For the reasons set forth above, Plaintiff’s Motion for Summary Judgment, ECF 17, is
DENIED and Defendant’s Motion for Summary Judgment, ECF 22, is GRANTED. The SSA’s
judgment is AFFIRMED pursuant to sentence four of 42 U.S.C. § 405(g). The Clerk is directed
to CLOSE this case. Despite the informal nature of this letter, it should be flagged as an opinion.

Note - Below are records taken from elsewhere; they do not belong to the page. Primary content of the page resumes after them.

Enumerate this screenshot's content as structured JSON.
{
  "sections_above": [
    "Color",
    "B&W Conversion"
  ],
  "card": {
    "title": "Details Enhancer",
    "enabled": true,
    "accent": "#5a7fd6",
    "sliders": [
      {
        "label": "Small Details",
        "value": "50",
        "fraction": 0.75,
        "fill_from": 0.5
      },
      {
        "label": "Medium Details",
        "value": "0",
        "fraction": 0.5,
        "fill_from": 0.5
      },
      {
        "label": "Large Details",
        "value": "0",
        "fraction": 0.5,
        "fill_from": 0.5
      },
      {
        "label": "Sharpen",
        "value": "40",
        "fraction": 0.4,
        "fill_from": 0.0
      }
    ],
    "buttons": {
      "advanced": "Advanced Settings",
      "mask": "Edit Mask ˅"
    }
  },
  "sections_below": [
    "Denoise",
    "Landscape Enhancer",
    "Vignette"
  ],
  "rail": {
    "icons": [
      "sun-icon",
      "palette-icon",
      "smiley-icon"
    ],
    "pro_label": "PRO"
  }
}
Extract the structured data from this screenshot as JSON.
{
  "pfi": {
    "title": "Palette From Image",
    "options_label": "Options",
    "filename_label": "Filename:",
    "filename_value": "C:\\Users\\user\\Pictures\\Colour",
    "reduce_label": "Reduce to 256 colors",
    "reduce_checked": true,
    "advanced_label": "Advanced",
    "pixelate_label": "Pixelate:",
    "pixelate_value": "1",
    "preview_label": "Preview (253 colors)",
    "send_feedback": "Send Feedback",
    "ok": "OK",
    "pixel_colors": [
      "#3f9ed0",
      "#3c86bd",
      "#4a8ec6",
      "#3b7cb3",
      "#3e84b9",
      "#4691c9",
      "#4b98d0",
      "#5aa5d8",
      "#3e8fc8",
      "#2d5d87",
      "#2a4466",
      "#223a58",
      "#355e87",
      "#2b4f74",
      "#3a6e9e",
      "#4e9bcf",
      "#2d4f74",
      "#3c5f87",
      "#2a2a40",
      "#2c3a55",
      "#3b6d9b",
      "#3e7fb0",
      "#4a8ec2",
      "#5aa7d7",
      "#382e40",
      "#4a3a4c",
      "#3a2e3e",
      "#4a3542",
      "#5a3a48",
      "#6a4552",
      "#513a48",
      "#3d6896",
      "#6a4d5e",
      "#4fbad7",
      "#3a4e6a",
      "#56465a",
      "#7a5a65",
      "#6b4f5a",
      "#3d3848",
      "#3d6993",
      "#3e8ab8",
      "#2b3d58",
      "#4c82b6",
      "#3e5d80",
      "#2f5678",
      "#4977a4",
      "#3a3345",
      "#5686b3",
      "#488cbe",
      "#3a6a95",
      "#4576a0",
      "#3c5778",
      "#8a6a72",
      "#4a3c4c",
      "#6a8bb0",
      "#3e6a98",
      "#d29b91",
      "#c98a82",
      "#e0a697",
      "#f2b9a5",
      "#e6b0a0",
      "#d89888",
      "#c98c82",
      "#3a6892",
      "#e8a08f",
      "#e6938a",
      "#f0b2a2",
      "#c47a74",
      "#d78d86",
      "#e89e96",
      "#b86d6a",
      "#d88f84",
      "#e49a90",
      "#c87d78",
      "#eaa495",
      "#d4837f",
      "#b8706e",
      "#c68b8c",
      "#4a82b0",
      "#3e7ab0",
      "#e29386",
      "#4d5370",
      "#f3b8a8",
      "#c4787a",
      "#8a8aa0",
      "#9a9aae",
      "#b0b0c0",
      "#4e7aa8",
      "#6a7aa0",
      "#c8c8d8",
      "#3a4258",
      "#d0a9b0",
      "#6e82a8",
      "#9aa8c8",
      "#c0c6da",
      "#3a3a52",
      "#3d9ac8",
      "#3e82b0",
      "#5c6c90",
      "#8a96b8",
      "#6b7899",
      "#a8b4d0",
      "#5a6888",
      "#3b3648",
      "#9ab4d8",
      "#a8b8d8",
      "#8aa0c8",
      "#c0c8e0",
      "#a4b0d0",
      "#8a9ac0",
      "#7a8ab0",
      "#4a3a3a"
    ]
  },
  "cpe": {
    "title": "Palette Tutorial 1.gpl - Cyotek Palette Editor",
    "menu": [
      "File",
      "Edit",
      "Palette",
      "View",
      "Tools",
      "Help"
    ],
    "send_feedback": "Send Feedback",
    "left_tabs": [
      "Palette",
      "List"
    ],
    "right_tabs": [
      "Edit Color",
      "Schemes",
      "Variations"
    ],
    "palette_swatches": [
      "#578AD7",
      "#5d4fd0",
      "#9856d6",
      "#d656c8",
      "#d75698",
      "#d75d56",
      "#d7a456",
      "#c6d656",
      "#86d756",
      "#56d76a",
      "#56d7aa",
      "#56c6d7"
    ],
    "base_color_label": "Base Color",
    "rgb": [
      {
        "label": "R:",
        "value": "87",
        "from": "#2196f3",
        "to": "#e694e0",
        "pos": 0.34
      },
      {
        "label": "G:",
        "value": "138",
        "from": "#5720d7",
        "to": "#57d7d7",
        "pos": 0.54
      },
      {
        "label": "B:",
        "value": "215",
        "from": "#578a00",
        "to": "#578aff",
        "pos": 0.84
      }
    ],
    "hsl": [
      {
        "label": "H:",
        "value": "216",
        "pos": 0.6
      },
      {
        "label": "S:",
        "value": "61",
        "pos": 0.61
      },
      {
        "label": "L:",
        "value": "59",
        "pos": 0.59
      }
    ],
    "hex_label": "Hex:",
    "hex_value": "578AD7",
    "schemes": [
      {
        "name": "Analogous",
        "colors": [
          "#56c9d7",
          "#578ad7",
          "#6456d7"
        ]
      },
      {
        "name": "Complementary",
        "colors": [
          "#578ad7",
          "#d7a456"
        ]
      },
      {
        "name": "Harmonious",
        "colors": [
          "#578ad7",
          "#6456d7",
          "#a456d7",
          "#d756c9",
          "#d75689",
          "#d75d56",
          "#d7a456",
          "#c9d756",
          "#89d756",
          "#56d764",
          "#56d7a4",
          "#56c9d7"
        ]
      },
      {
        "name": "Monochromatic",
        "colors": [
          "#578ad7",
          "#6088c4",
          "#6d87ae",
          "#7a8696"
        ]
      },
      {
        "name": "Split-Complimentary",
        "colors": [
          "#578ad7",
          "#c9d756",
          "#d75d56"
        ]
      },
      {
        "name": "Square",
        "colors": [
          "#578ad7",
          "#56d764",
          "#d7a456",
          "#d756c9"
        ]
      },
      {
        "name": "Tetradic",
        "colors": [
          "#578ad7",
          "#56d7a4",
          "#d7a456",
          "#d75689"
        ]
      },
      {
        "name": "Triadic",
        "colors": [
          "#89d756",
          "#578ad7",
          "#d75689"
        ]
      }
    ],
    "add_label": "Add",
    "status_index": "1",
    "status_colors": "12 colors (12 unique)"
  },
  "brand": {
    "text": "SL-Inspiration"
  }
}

An implementing order follows.
Sincerely yours,
/s/
Stephanie A. Gallagher
United States Magistrate Judge
In his reply, Plaintiff seems to suggest that he had multiple lesions in 2013, citing the sentence, “There is
extensive necrotic subcutaneous tissue noted including tendon and ligament.” ECF 23 at 3 (quoting Tr.
478). However, the medical records are clear that Plaintiff had a single nonhealing ulcer during that time
frame, although the affected tissue from the wound extended to both tendon and ligament. Tr. 478.